Venezuela

Jusqu'ici, tout va bien

d'Lëtzebuerger Land du 29.04.2004

À vrai dire, nous avions un peu peur avant d'aller voir Venezuela, la mise en scène par Anna-Maria Krassnigg de la pièce originairement appelée Morgen ist Regen de l'auteur luxembourgeois Guy Helminger. Non pas que ses interprétations punk complètement déjantées de Büchner (Chez Pipo, en 2002) et de Dostoïevski (Idiot!, 2003), les deux premiers épisodes de ce qu'elle appelle Trilogie de la jeunesse baisée, ne nous aient pas plues. Au contraire. Mais une adaptation aussi excitée pour la pièce déjà bien agressive de Helminger - que nous avions pu découvrir dans une lecture lors de la bourse aux textes du Théâtre national à Mersch - n'allait-ce pas devenir un peu trop? Surtout sans valium...

Et bien non. Visiblement consciente du danger, Anna Maria Krassnigg a décidé de prendre le contre-pied ici, de ralentir le rythme plutôt que de tout accélérer comme pour les classiques. Le résultat de ce portrait d'une génération X, paumée dans un monde dans lequel elle ne voit plus d'avenir, est une scène presque immobile, proche de l'inertie, sur un terrain vague entre réalité et illusions, où l'ennui est seulement entrecoupé par les agressions entre membres de la bande. 

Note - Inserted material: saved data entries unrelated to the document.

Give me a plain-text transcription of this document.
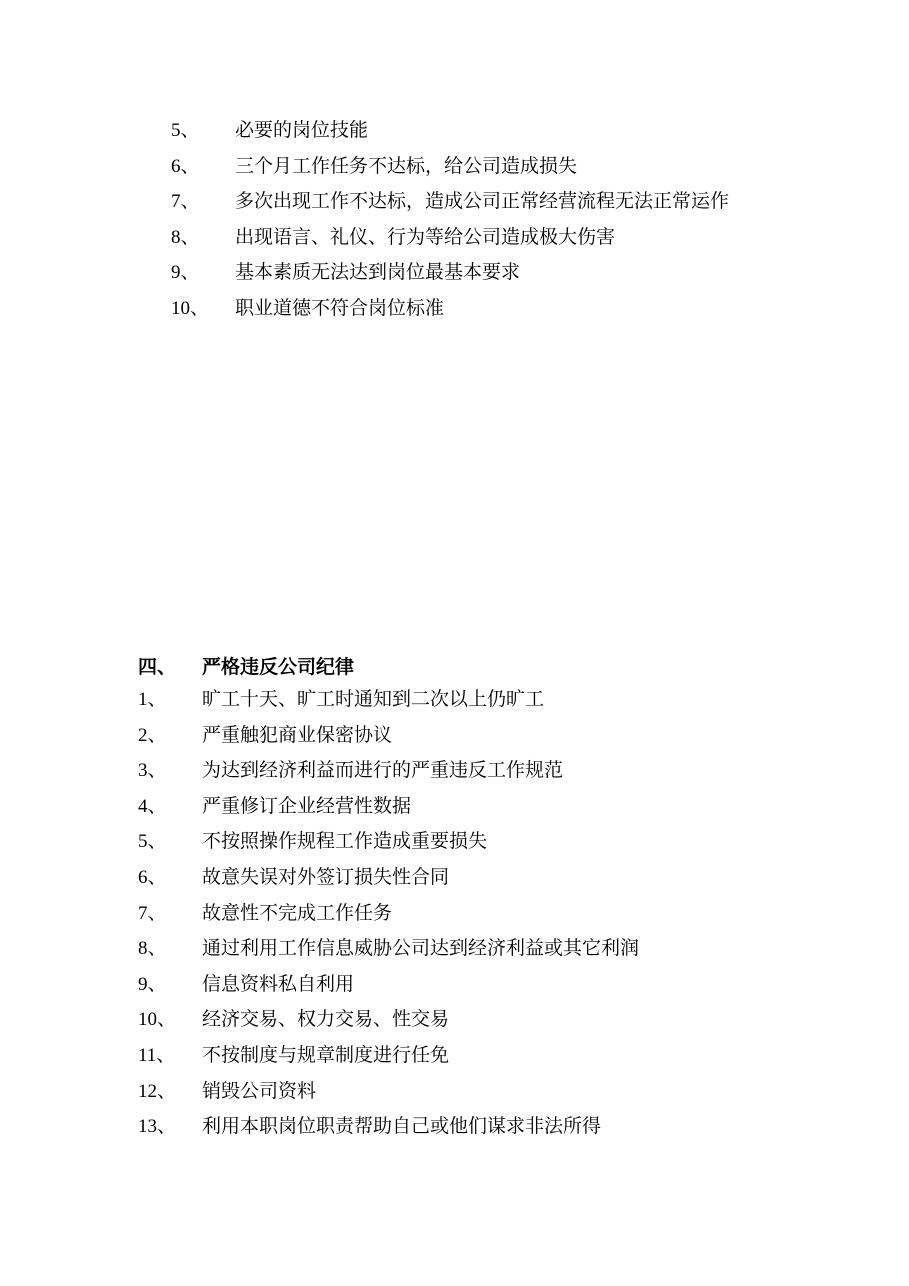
5、	必要的岗位技能
6、	三个月工作任务不达标，给公司造成损失
7、	多次出现工作不达标，造成公司正常经营流程无法正常运作
8、	出现语言、礼仪、行为等给公司造成极大伤害
9、	基本素质无法达到岗位最基本要求
10、	职业道德不符合岗位标准
四、	严格违反公司纪律
1、	旷工十天、旷工时通知到二次以上仍旷工
2、	严重触犯商业保密协议
3、	为达到经济利益而进行的严重违反工作规范
4、	严重修订企业经营性数据
5、	不按照操作规程工作造成重要损失
6、	故意失误对外签订损失性合同
7、	故意性不完成工作任务
8、	通过利用工作信息威胁公司达到经济利益或其它利润
9、	信息资料私自利用
10、	经济交易、权力交易、性交易
11、	不按制度与规章制度进行任免
12、	销毁公司资料
13、	利用本职岗位职责帮助自己或他们谋求非法所得
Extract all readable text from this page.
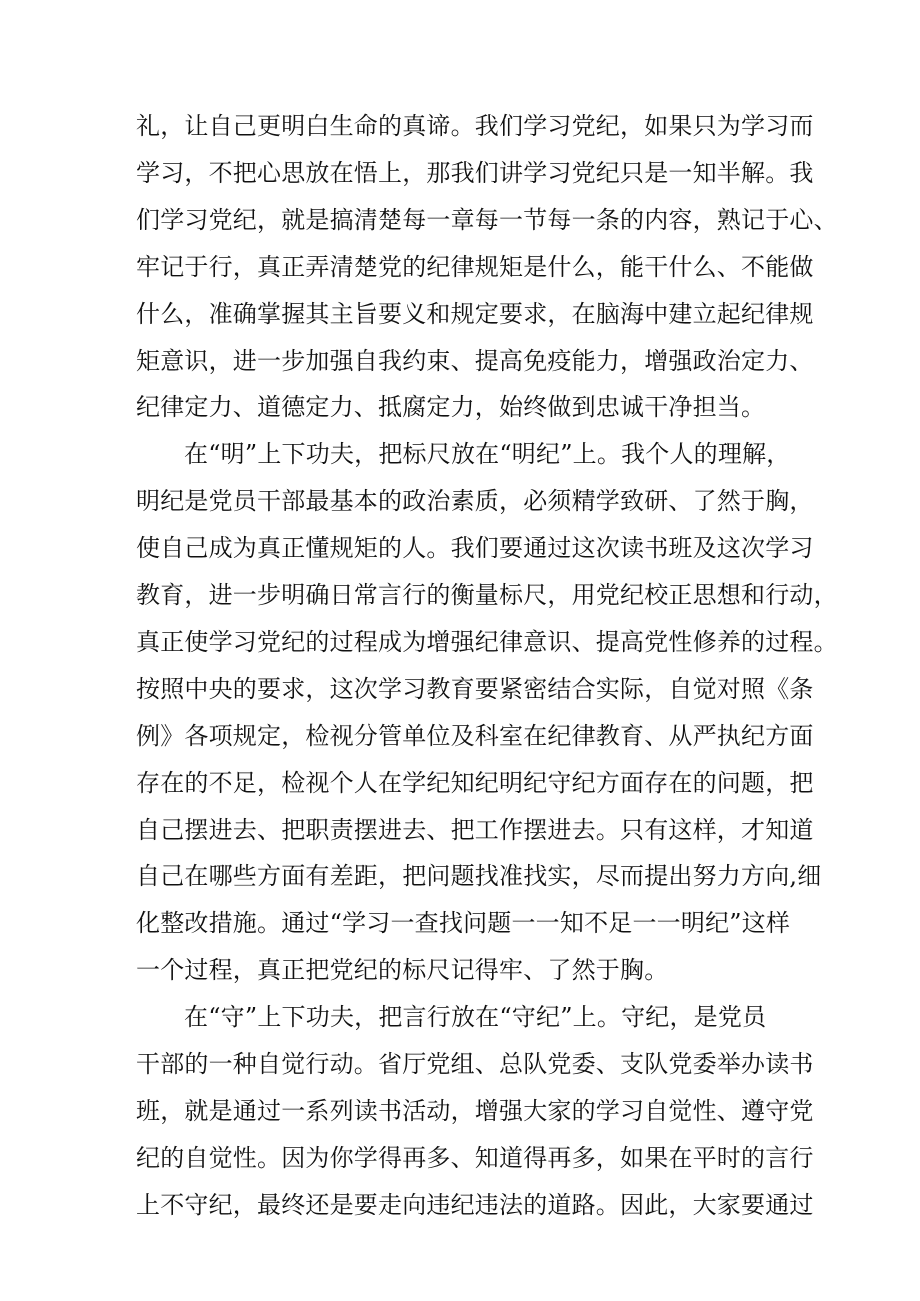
礼，让自己更明白生命的真谛。我们学习党纪，如果只为学习而
学习，不把心思放在悟上，那我们讲学习党纪只是一知半解。我
们学习党纪，就是搞清楚每一章每一节每一条的内容，熟记于心、
牢记于行，真正弄清楚党的纪律规矩是什么，能干什么、不能做
什么，准确掌握其主旨要义和规定要求，在脑海中建立起纪律规
矩意识，进一步加强自我约束、提高免疫能力，增强政治定力、
纪律定力、道德定力、抵腐定力，始终做到忠诚干净担当。
在“明”上下功夫，把标尺放在“明纪”上。我个人的理解，
明纪是党员干部最基本的政治素质，必须精学致研、了然于胸，
使自己成为真正懂规矩的人。我们要通过这次读书班及这次学习
教育，进一步明确日常言行的衡量标尺，用党纪校正思想和行动，
真正使学习党纪的过程成为增强纪律意识、提高党性修养的过程。
按照中央的要求，这次学习教育要紧密结合实际，自觉对照《条
例》各项规定，检视分管单位及科室在纪律教育、从严执纪方面
存在的不足，检视个人在学纪知纪明纪守纪方面存在的问题，把
自己摆进去、把职责摆进去、把工作摆进去。只有这样，才知道
自己在哪些方面有差距，把问题找准找实，尽而提出努力方向,细
化整改措施。通过“学习一查找问题一一知不足一一明纪”这样
一个过程，真正把党纪的标尺记得牢、了然于胸。
在“守”上下功夫，把言行放在“守纪”上。守纪，是党员
干部的一种自觉行动。省厅党组、总队党委、支队党委举办读书
班，就是通过一系列读书活动，增强大家的学习自觉性、遵守党
纪的自觉性。因为你学得再多、知道得再多，如果在平时的言行
上不守纪，最终还是要走向违纪违法的道路。因此，大家要通过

Kerm (Jens Ole Schmieder, génial dans sa retenue et son arrogance), Flada (Nina Gabriel, fantastique dans son impertinence et sa vulgarité), Buch (Johannes Maile, l'intellectuel chiant), Olif (Marc Baum, le naïf qui ne pige rien) et Izmir (Daniel Kamen, qui se donne à coeur joie à son interprétation de l'immigrant turc trop macho, trop cool, trop kitsch) sont une bande de copains qui se retrouvent dans les souterrains pour faire du trainsurfing. S'accrocher aux trains en marche pour prouver son courage. Absolument absurde. Mais c'est leur prétexte pour avoir une vie sociale, avec les rites de passages et les règles de fonctionnement de groupe que cela implique.

Fraggel était des leurs. Un de leurs meilleurs copains. Un clochard peut-être, «mais il était toujours vachement bien fringué,» comme remarque Flada. Il était surtout le héros d'Olif, du plus jeune. Mais la pièce commence avec la mort de Fraggel, qui s'est tué en faisant du trainsurfing. Alors, pour protéger Olif, les autres décident de ne pas lui parler de sa mort, mais de prétendre qu'il est parti pour le Venezuela, parce que là-bas, les trains roulent plus vite. 

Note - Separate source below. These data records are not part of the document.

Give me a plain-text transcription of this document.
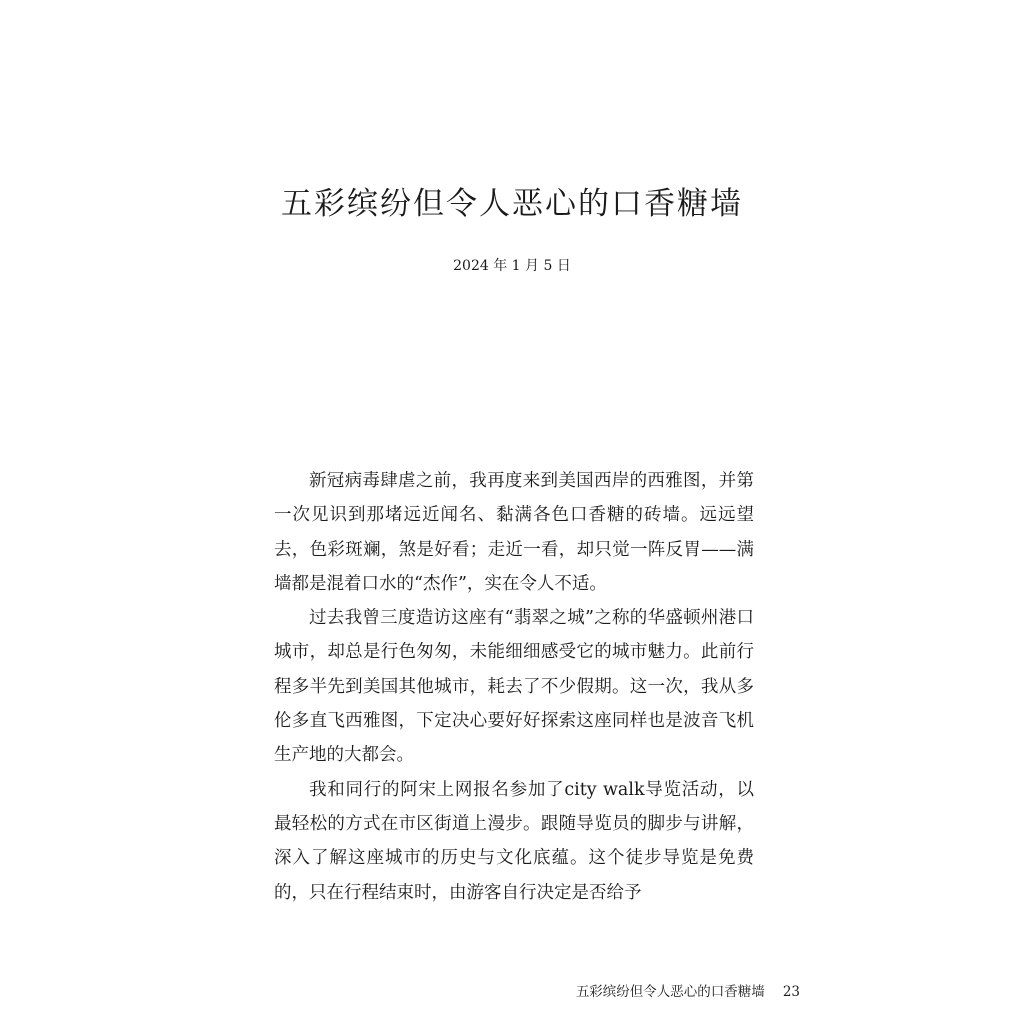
五彩缤纷但令人恶心的口香糖墙
2024 年 1 月 5 日

新冠病毒肆虐之前，我再度来到美国西岸的西雅图，并第一次见识到那堵远近闻名、黏满各色口香糖的砖墙。远远望去，色彩斑斓，煞是好看；走近一看，却只觉一阵反胃——满墙都是混着口水的“杰作”，实在令人不适。

过去我曾三度造访这座有“翡翠之城”之称的华盛顿州港口城市，却总是行色匆匆，未能细细感受它的城市魅力。此前行程多半先到美国其他城市，耗去了不少假期。这一次，我从多伦多直飞西雅图，下定决心要好好探索这座同样也是波音飞机生产地的大都会。

我和同行的阿宋上网报名参加了city walk导览活动，以最轻松的方式在市区街道上漫步。跟随导览员的脚步与讲解，深入了解这座城市的历史与文化底蕴。这个徒步导览是免费的，只在行程结束时，由游客自行决定是否给予

五彩缤纷但令人恶心的口香糖墙 23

À partir de là, ils seront obligés de mentir en permanence, de mettre en place tout un stratagème pour cacher la vérité à Olif. Buch, l'intellectuel qui va à l'école, commence à écrire des lettres apocryphes du Venezuela, inventant la vie heureuse de leur copain là-bas. Peu à peu, ce «Vene» deviendra le pays béni, l'endroit utopique dans lequel ces jeunes peuvent projeter tous leurs phantasmes d'évasion et de vie meilleure. 

Il ne se passe pas bien plus dans Venezuela. C'est une pièce qui vit par sa langue mutilée, de l'allemand déchiqueté, complètement artificielle et grotesque et par-là même poétique. Personne ne parlerait comme ça, mais dans ce contexte-ci, ça marche. Le coup de génie d'Anna Maria Krassnigg, c'est d'ajouter une très forte dimension sensuelle à la pièce: dans le décor délirant d'Andreas Lungenschmid, un croisement d'une sous-coupe volante renversée et d'une piste de skateboard, dans la pénombre, cela sentait fortement l'écorce de pin broyée dont était recouvert le sol. Les acteurs jouant à cent pour cent leur corporalité, un jeu très physique, scènes de combat, montées et descentes d'un pylône portant l'antenne de radio, parfois très nerveux, sur de la musique punk-rock plein d'entrain, parfois complètement démotivés, comme effondrés sur scène.

Par sa langue, par son message qui finalement se termine sur une note d'espoir sans jamais tomber dans le moralisme, mais aussi par ses personnages qui fonctionnent - dont une grande partie du mérite revient aux acteurs, faramineux - Venezuela était sans aucun doute le point culminant de la trilogie.

 

Coproduite par le Théâtre national du Luxembourg, Iffland [&] Söhne et WUK, la pièce ne sera plus jouée au Luxembourg. Le texte a été publié dans la série Amphitheater (n°68) des éditions Phi.